D'après les sondages, François Mitterrand devait arriver en tête au 1er tour du scrutin. Pour la 2ème place, tout devait se jouer à droite entre Chaban-Delmas et Giscard d'Estaing. D'après les premiers sondages, les deux candidats sont au coude à coude, avec 26% des voix chacun. Mais progressivement, Giscard d'Estaing va creuser l'écart. Deux semaines après le début de la campagne, Giscard était déjà accrédité de 31% d'intention de vote contre 18% pour Chaban-Delmas. Cet ascendant de Giscard sur Chaban-Delmas s'explique pour deux raisons. D'abord, dans une élection présidentielle, le rôle de la télévision est primordial. Or, Giscard d'Estaing est manifestement plus charismatique et passe mieux à la télévision que Jacques Chaban-Delmas, qui semble moins à l'aise et dont chaque intervention télévisée se solde par une baisse dans les sondages le lendemain. Mais la deuxième raison de cet effondrement de Jacques Chaban-Delmas, pourtant candidat gaulliste déclaré, tient à son positionnement politique. Avec son programme de « Nouvelle société », son discours centré sur les questions sociales, Chaban-Delmas souhaite rassembler le plus grand nombre. Finalement, il mène une campagne de deuxième tour en tenant un discours plus au centre. Or, sur les questions sociales, le candidat de la gauche, François Mitterrand est bien plus crédible, Chaban-Delmas ne peut donc espérer lui grignoter des voix. En revanche, avec son discours modéré, il perd des voix à droite au profit de Valéry Giscard d'Estaing, qui semble ainsi plus en phase avec la majorité de droite sortante. Par conséquent, Jacques Chaban-Delmas a brouillé son image en adoptant une position social-démocrate alors qu'il aurait du mener une campagne plus conservatrice pour séduire tous les gaullistes bien ancrés à droite.
Les résultats du 1er tour ont confirmé ces tendances : François Mitterrand est arrivé en tête avec 43,2% des voix, Giscard d'Estaing arrive second avec 32,6% des voix et Jacques Chaban-Delmas s'est complètement effondré, ne recueillant que 15,1% des voix.

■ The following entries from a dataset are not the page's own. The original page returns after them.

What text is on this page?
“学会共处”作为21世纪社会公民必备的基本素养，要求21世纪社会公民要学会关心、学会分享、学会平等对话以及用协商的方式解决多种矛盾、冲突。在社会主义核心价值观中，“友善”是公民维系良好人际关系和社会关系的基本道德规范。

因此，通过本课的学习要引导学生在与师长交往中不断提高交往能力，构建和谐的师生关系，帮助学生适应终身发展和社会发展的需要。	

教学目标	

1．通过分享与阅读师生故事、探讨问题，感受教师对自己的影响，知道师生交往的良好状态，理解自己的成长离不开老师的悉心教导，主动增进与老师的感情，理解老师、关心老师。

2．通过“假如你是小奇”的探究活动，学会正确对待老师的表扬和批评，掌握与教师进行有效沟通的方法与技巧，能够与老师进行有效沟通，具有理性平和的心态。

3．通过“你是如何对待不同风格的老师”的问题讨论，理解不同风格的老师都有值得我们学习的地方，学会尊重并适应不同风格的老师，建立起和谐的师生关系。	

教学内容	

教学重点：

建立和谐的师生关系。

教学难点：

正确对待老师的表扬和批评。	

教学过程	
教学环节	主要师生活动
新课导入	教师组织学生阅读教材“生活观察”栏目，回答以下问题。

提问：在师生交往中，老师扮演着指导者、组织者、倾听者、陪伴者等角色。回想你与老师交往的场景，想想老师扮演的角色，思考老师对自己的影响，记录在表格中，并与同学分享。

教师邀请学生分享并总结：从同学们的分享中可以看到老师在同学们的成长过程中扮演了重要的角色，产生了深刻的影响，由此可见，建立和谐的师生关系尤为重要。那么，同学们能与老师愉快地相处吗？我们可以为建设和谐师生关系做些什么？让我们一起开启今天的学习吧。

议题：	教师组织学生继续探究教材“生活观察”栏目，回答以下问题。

Le duel François Mitterrand et Valéry Giscard d'Estaing au deuxième tour de la présidentielle s'annonce serré. Dans les sondages, aucun des deux candidats ne se détache. A gauche, Mitterrand tente de s'attirer le soutien de quelques personnalités gaullistes pour récupérer quelques voix. A droite, la stratégie consiste à agiter l'épouvantail de la présence, en cas de victoire de la gauche, de ministres communistes au gouvernement. Le moment fort de la campagne du deuxième tour est le débat télévisé du 10 mai 1974. Ce débat, qui se tient pour la première fois lors d'une élection présidentielle et qui sera traditionnellement reproduit lors des élections suivantes, est suivi par 25 millions de téléspectateurs. Outre le débat d'idées, les deux candidats se sont échangés beaucoup de petites phrases cruelles, Giscard renvoyant Mitterrand à l'image d'un « homme du passé » (Giscard est 10 ans plus jeune) ou lui rappelant que sur les questions sociales, la gauche « n'a pas le monopole du coeur ». Même si ce débat a donné un léger avantage à Giscard d'Estaing, il est difficile d'estimer son réel impact dans les urnes.
Les résultats du second tour ont été extrêmement serrés, Giscard l'emportant avec 50,8% des voix contre 49,2% pour Mitterrand. L'écart n'est donc que de 424 000 voix sur plus de 25 millions exprimées. En analysant le résultat du scrutin, il est difficile de dire précisément ce qui a fait la différence. Il semble que Giscard d'Estaing a bénéficié d'une forte mobilisation de l'opinion puisque les 2/3 des abstentionnistes du 1er tour qui sont allés voter au second tour, ont voté pour Giscard. Vraisembablement, Giscard doit son élection à la mobilisation de l'électorat gaulliste qui craignait la présence de ministres communistes en cas de victoire de François Mitterrand.